To determine whether neoadjuvant chemotherapy (NAC) is a predictor of postoperative complications, length of stay (LOS), or operating time after radical cystectomy (RC) for bladder cancer.

PATIENTS AND METHODS

A retrospective review of the American College of Surgeons National Surgical Quality Improvement Program (NSQIP) database was performed to identify patients receiving NAC before RC from 2005 to 2011. Bivariable and multivariable analyses were used to determine whether NAC was associated with 30-day perioperative outcomes, e.g. complications, LOS, and operating time.

RESULTS

Of the 878 patients who underwent RC for bladder cancer in our study, 78 (8.9%) received NAC. Excluding those patients who were ineligible for NAC due to renal insufficiency, 78/642 (12.1%) received NAC. In all, 457 of the 878 patients (52.1%) undergoing RC had at least one complication ≤30 days of RC, including 43 of 78 patients (55.1%) who received NAC and 414 of 800 patients (51.8%) who did not (P = 0.58). On multivariable logistic regression, NAC was not a predictor of complications (P = 0.87), re-operation (P = 0.16), wound infection (P = 0.32), or wound dehiscence (P = 0.32).

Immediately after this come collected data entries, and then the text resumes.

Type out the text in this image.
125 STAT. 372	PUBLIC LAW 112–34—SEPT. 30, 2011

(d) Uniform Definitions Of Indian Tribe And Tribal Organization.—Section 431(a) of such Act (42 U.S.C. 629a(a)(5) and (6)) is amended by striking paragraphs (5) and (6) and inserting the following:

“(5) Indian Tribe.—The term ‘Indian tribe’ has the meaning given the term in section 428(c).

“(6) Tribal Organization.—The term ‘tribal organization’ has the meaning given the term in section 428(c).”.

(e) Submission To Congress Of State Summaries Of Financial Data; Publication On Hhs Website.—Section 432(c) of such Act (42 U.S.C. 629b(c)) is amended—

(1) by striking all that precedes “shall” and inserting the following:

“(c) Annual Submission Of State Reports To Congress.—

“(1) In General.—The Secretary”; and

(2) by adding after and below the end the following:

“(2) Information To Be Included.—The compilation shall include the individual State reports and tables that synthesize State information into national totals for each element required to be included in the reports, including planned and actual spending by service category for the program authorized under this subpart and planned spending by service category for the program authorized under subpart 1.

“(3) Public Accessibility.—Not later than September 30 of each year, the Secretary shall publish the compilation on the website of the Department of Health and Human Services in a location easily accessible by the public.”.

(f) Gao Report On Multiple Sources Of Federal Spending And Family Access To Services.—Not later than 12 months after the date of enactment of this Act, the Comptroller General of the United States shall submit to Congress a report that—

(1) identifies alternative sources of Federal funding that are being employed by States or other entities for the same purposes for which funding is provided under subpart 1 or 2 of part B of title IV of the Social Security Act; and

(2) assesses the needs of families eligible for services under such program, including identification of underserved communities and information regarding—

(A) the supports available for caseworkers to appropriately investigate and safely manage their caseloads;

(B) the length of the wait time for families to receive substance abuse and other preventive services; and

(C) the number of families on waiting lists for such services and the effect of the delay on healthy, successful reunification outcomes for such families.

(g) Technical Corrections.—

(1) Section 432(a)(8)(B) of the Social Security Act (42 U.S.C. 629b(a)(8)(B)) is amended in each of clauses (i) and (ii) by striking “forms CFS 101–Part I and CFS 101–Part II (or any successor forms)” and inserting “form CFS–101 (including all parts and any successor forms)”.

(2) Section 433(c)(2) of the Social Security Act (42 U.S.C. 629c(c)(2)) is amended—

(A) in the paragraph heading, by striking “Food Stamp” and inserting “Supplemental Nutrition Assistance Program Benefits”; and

Using multiple linear regression, NAC was not a predictor of increased operating time (P = 0.24), and patients undergoing NAC had a decreased LOS (P = 0.02).

CONCLUSIONS

Our study is the first large multi-institutional analysis specifically comparing complications after RC with and without NAC. Using a nationally validated, prospectively maintained database specifically designed to measure perioperative outcomes, we found no increase in perioperative complications or surgical morbidity with NAC. Considering these findings and the well-established overall survival benefit over surgery alone, efforts are needed to improve the uptake of NAC.